Аркадий взял Машкину шубу и, подхватив саму Машку, вымахнул с нею за дверь. На улице не дал ей одеться, а стал подталкивать впереди себя. Машка хотела закричать, вырваться, убежать, но, как и в прошлый раз, вязкий хмель мешал ей встрепенуться — она словно погружалась в сон и даже не чувствовала холода в своем тонком сарафане.
— На что это походит? — не понимая своих слов, спрашивала она и убирала свои плечи из-под его рук, но покорно шла по заснеженному двору, мимо глухой стены конюшни. — Это на что же походит?
— Иди, иди. Будто не знала, зачем шла.
— Да это что? — вскинулась было она перед дверьми бани, однако он рывком втолкнул ее в нагретый предбанник и, подхватив ее под руки, стал мять ей груди и целовать холодный и сырой от растаявшего снега покат плеча. Она вяло увертывалась от его ласк, уводила
— Любил бы хоть, а то так… Да ты порвешь вовсе.
— Сними. Может, не околеешь. — И брякнул спичками.
— Чего не видел-то. Убери давай.
— Ты запомни, я никогда по-твоему не сделаю. — Он шоркнул спичкой и поднес огонек к фитильку коптилки, стоявшей на полочке, засветил ее. Машкиной шубой завесил оконце. На дверях закинул крючок. — Хоть погляжу на тебя, какая ты.
— Сон потеряешь.
— У тебя всего столько, что в одно беремя не возьмешь. Пообтесать бы малость. Спустить кровей-то.
— Титушко придет — обоих зашибет.
— Тебя надо бы. Муж в тюрьме, грустит и рыдает, а ты перед чужим мужиком хвост на сторону заметнула.
— Пусти меня, идол окаянный. Убери руки, окаянный, пусти. Я боюсь тебя.
— В боязни, дура, весь заман.
— Да откуда ты взялся, черт окаянный. Плесну кислотой в шары. Чтобы лопнуть, плесну.
Аркадий снял с нее валенки, шерстяные чулки, а ноги ее положил вдоль лавки и лег головою на ее колени.
— Топором — и к черту башка твоя, — она крепко стукнула ребром ладони по его шее ниже уха. Он дернулся весь и поглядел в ее замкнутые и вместе с тем недоуменные глаза, даже испугался немного: «У этой станет».
Мылись без огня, правда, дверь в освещенный коптилкой предбанник была полуоткрыта. Аркадий не любил жаркого мытья, парился вяло, поэтому они все время переговаривались.
— Мы ровно муж да жена, — с затаенным изумлением прошептала Машка.
— Тебя не выгони, в избу влезешь. Высказалась, муж да жена.

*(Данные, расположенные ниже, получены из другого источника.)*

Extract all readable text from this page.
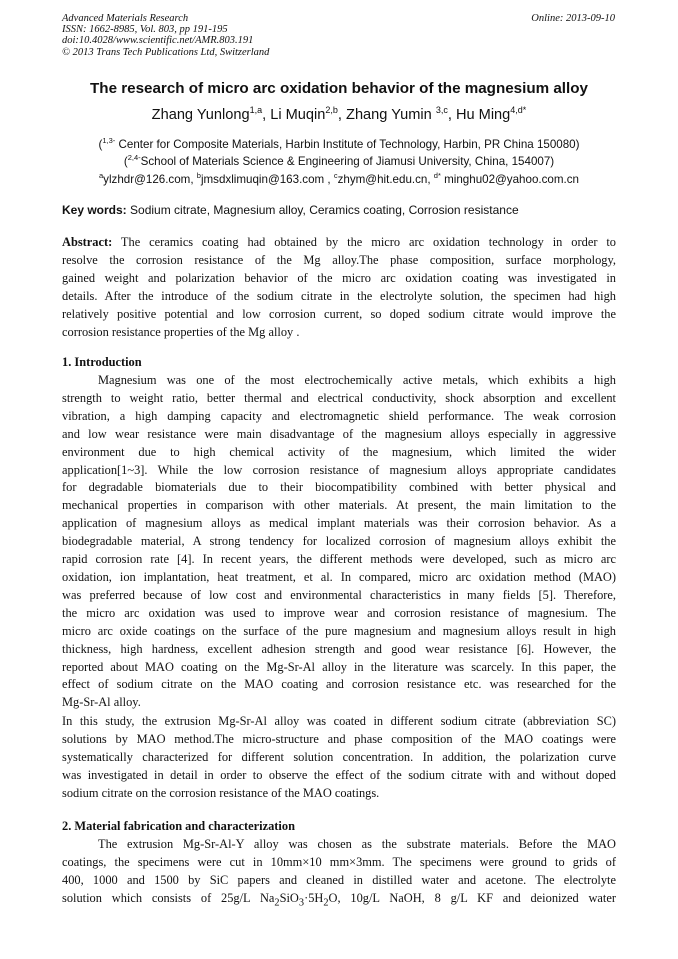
Advanced Materials Research
ISSN: 1662-8985, Vol. 803, pp 191-195
doi:10.4028/www.scientific.net/AMR.803.191
© 2013 Trans Tech Publications Ltd, Switzerland
Online: 2013-09-10
The research of micro arc oxidation behavior of the magnesium alloy
Zhang Yunlong$^{1,a}$, Li Muqin$^{2,b}$, Zhang Yumin $^{3,c}$, Hu Ming$^{4,d*}$
($^{1,3-}$ Center for Composite Materials, Harbin Institute of Technology, Harbin, PR China 150080)
($^{2,4-}$School of Materials Science & Engineering of Jiamusi University, China, 154007)
$^a$ylzhdr@126.com, $^b$jmsdxlimuqin@163.com , $^c$zhym@hit.edu.cn, $^{d*}$ minghu02@yahoo.com.cn
Key words: Sodium citrate, Magnesium alloy, Ceramics coating, Corrosion resistance

Abstract: The ceramics coating had obtained by the micro arc oxidation technology in order to

resolve the corrosion resistance of the Mg alloy.The phase composition, surface morphology,

gained weight and polarization behavior of the micro arc oxidation coating was investigated in

details. After the introduce of the sodium citrate in the electrolyte solution, the specimen had high

relatively positive potential and low corrosion current, so doped sodium citrate would improve the

corrosion resistance properties of the Mg alloy .

1. Introduction

Magnesium was one of the most electrochemically active metals, which exhibits a high

strength to weight ratio, better thermal and electrical conductivity, shock absorption and excellent

vibration, a high damping capacity and electromagnetic shield performance. The weak corrosion

and low wear resistance were main disadvantage of the magnesium alloys especially in aggressive

environment due to high chemical activity of the magnesium, which limited the wider

application[1~3]. While the low corrosion resistance of magnesium alloys appropriate candidates

for degradable biomaterials due to their biocompatibility combined with better physical and

mechanical properties in comparison with other materials. At present, the main limitation to the

application of magnesium alloys as medical implant materials was their corrosion behavior. As a

biodegradable material, A strong tendency for localized corrosion of magnesium alloys exhibit the

rapid corrosion rate [4]. In recent years, the different methods were developed, such as micro arc

oxidation, ion implantation, heat treatment, et al. In compared, micro arc oxidation method (MAO)

was preferred because of low cost and environmental characteristics in many fields [5]. Therefore,

the micro arc oxidation was used to improve wear and corrosion resistance of magnesium. The

micro arc oxide coatings on the surface of the pure magnesium and magnesium alloys result in high

thickness, high hardness, excellent adhesion strength and good wear resistance [6]. However, the

reported about MAO coating on the Mg-Sr-Al alloy in the literature was scarcely. In this paper, the

effect of sodium citrate on the MAO coating and corrosion resistance etc. was researched for the

Mg-Sr-Al alloy.

In this study, the extrusion Mg-Sr-Al alloy was coated in different sodium citrate (abbreviation SC)

solutions by MAO method.The micro-structure and phase composition of the MAO coatings were

systematically characterized for different solution concentration. In addition, the polarization curve

was investigated in detail in order to observe the effect of the sodium citrate with and without doped

sodium citrate on the corrosion resistance of the MAO coatings.

2. Material fabrication and characterization

The extrusion Mg-Sr-Al-Y alloy was chosen as the substrate materials. Before the MAO

coatings, the specimens were cut in 10mm×10 mm×3mm. The specimens were ground to grids of

400, 1000 and 1500 by SiC papers and cleaned in distilled water and acetone. The electrolyte

solution which consists of 25g/L $Na_2SiO_3\cdot 5H_2O$, 10g/L NaOH, 8 g/L KF and deionized water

— В наем возьми меня. Эвон ты хозяйство раздул.
— Свяжись с тобой. На кой ты мне черт.
— Больше не дамся. Это так и знай.
— Меж нами не разберешь, кто кому дался. Да ты не об этом говори. О налоге давеча заикнулась, дальше-то что?

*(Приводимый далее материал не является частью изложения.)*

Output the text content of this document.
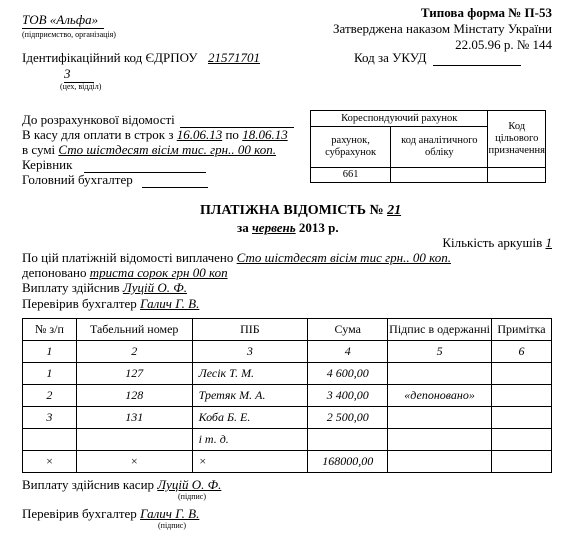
ТОВ «Альфа»
(підприємство, організація)
Типова форма № П-53
Затверджена наказом Мінстату України
22.05.96 р. № 144
Ідентифікаційний код ЄДРПОУ 21571701	Код за УКУД
3
(цех, відділ)
До розрахункової відомості
В касу для оплати в строк з 16.06.13 по 18.06.13
в сумі Сто шістдесят вісім тис. грн.. 00 коп.
Керівник
Головний бухгалтер
Кореспондуючий рахунок		Код цільового призначення
рахунок, субрахунок	код аналітичного обліку	
661		
ПЛАТІЖНА ВІДОМІСТЬ № 21
за червень 2013 р.
Кількість аркушів 1
По цій платіжній відомості виплачено Сто шістдесят вісім тис грн.. 00 коп.
депоновано триста сорок грн 00 коп
Виплату здійснив Луцій О. Ф.
Перевірив бухгалтер Галич Г. В.
№ з/п	Табельний номер	ПІБ	Сума	Підпис в одержанні	Примітка
1	2	3	4	5	6
1	127	Лесік Т. М.	4 600,00		
2	128	Третяк М. А.	3 400,00	«депоновано»	
3	131	Коба Б. Е.	2 500,00		
		і т. д.			
×	×	×	168000,00		
Виплату здійснив касир Луцій О. Ф.
(підпис)
Перевірив бухгалтер Галич Г. В.
(підпис)
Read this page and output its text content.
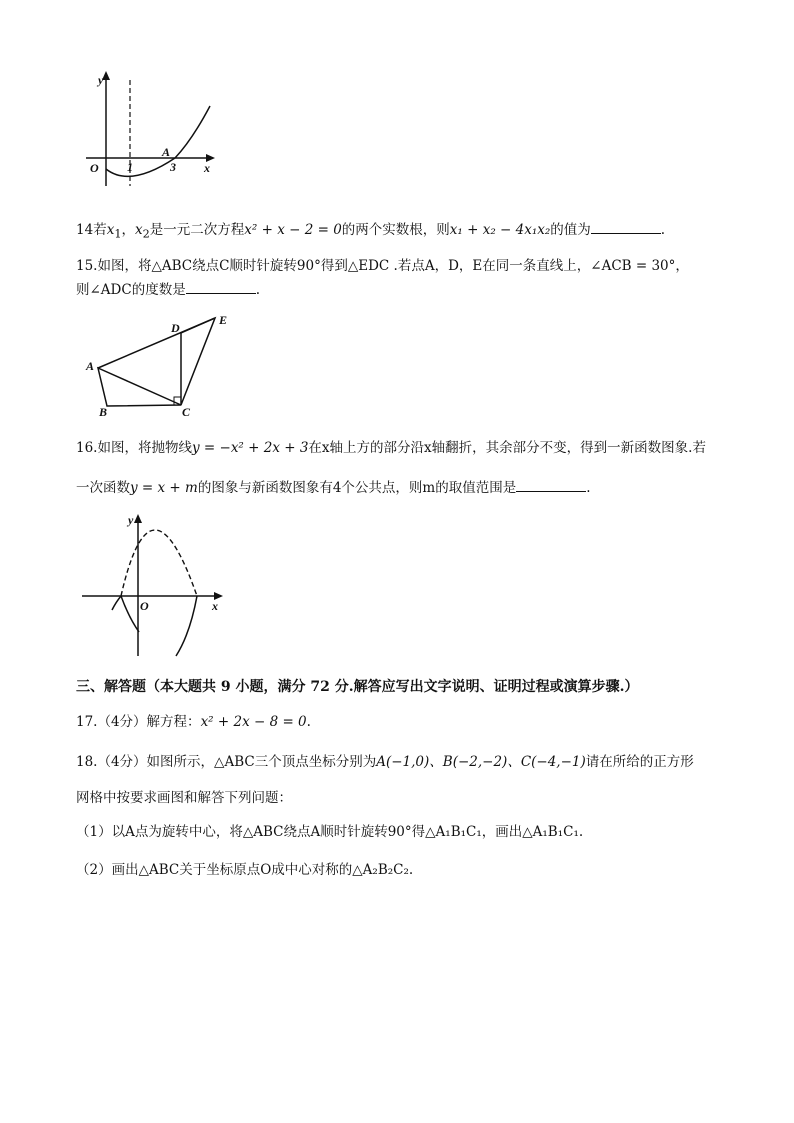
y
x
O 1
A
3
14若$x_1$，$x_2$是一元二次方程x² + x − 2 = 0的两个实数根，则x₁ + x₂ − 4x₁x₂的值为	.
15.如图，将△ABC绕点C顺时针旋转90°得到△EDC .若点A，D，E在同一条直线上，∠ACB = 30°，
则∠ADC的度数是	.
A
B	C
D
E
16.如图，将抛物线y = −x² + 2x + 3在x轴上方的部分沿x轴翻折，其余部分不变，得到一新函数图象.若
一次函数y = x + m的图象与新函数图象有4个公共点，则m的取值范围是	.
y
x
O
三、解答题（本大题共 9 小题，满分 72 分.解答应写出文字说明、证明过程或演算步骤.）
17.（4分）解方程：x² + 2x − 8 = 0.
18.（4分）如图所示，△ABC三个顶点坐标分别为A(−1,0)、B(−2,−2)、C(−4,−1)请在所给的正方形
网格中按要求画图和解答下列问题：
（1）以A点为旋转中心，将△ABC绕点A顺时针旋转90°得△A₁B₁C₁，画出△A₁B₁C₁.
（2）画出△ABC关于坐标原点O成中心对称的△A₂B₂C₂.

— Яков Назарыч не велел сказывать.
— Говори, а то возьму да нагишом вытолкну на мороз.
— А ты после овина хоть разик меня вспомнил?

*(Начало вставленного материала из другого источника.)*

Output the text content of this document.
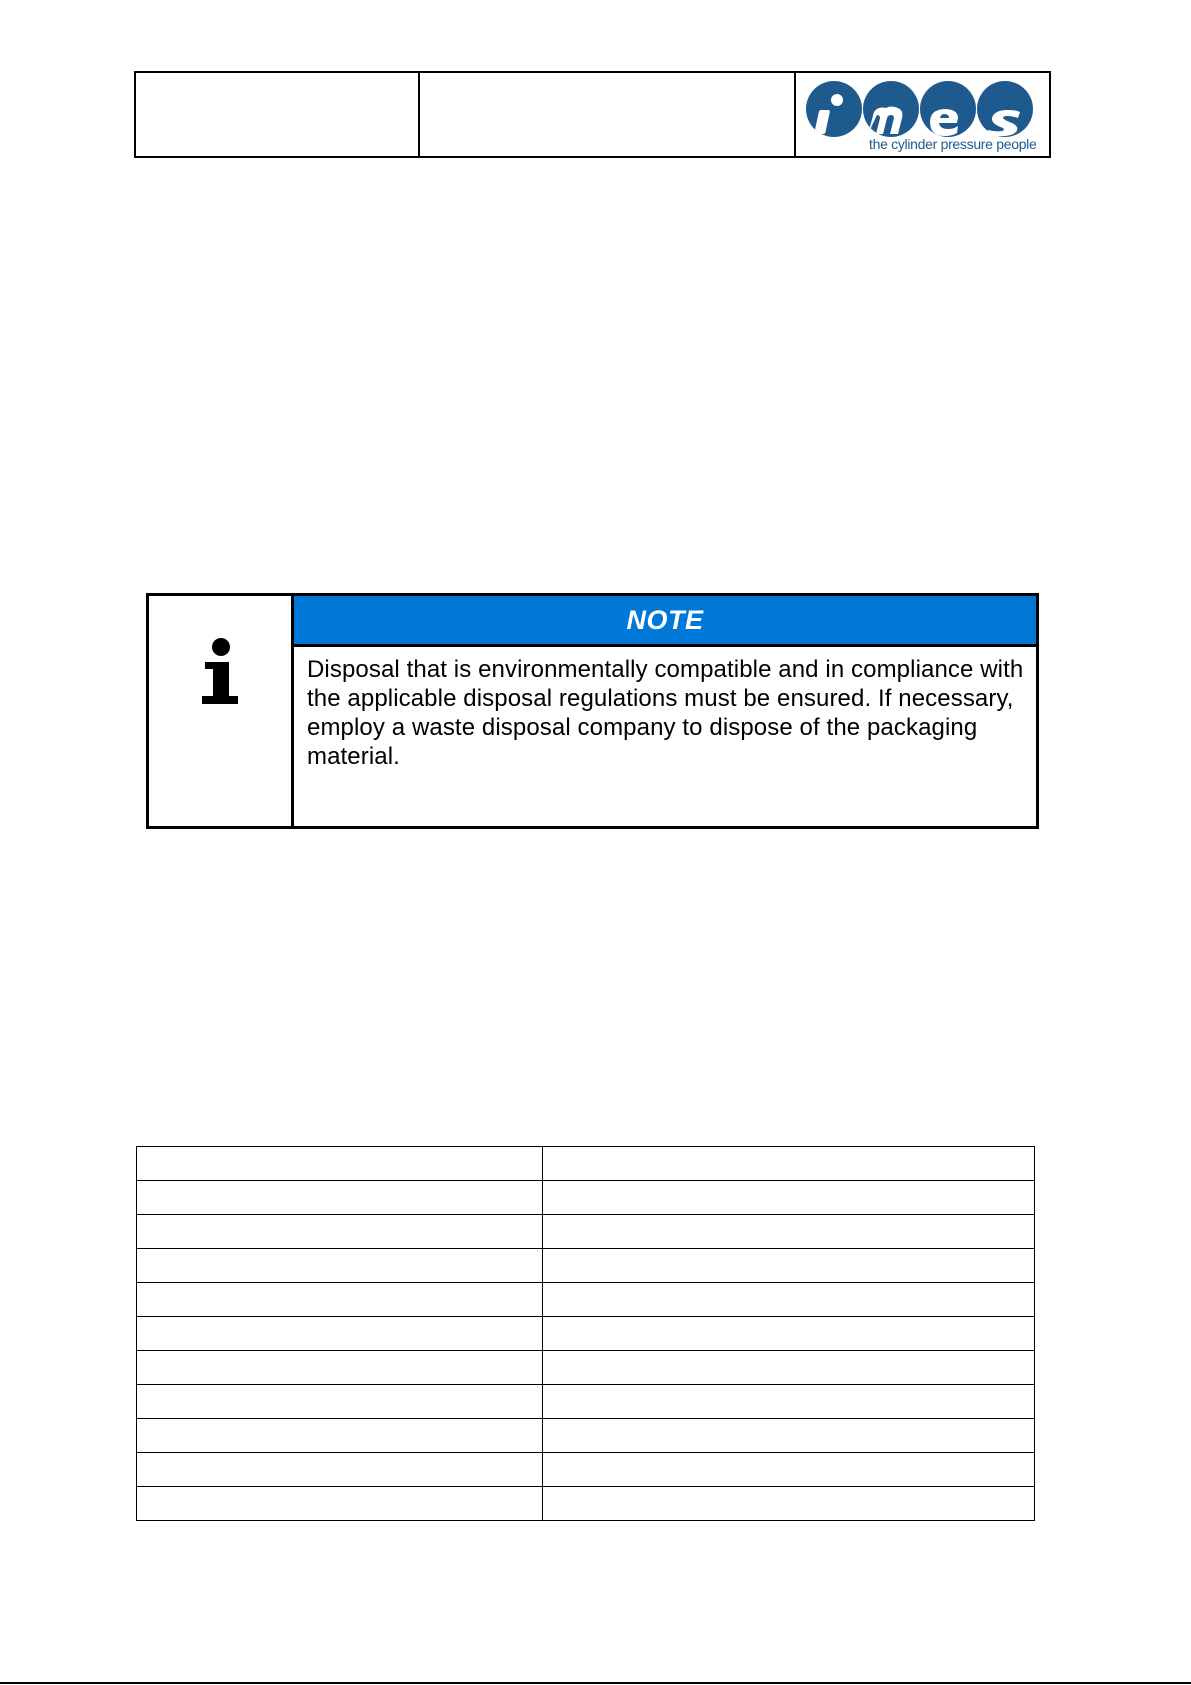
the cylinder pressure people
NOTE
Disposal that is environmentally compatible and in compliance with the applicable disposal regulations must be ensured. If necessary, employ a waste disposal company to dispose of the packaging material.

— Мало тебе, что ли, из одной шайки моемся. Вспомнил еще.
— А Титушко, бывалочка, все мне рассказывает. Говорит, говорит.
— Ну вот придет — наслушаешься. Скажешь ты о налоге-то?
— Кто к жильным вписан, весь хлебушко выгребать велено. До распутицы задано ликвидировать. С обыском чтобы.
— Так я и дался, ждите. Я — не Ржанов с кривым глазом. Возьмусь — промашки не выйдет.
— Не зря, выходит, мужики опасением подшиблены, Яков сразу и научал ружье от тебя взять.
— Как они возьмут — оно отцовское. Батя партизанил с ним.
— Ну вот, чтобы и ты не ударился партизанить.
— Да ты-то что встреваешь в эти дела? Какой ты имеешь толк, как ты есть бедняцкая голь?
— Тебе добра хотят, а ты кидаешься — пес и пес цепной.
— Мне ваше добро под девятое ребро, — оседая, сказал Аркадий. — Что ж делать-то, а? Вот ты как думаешь своим куриным умом.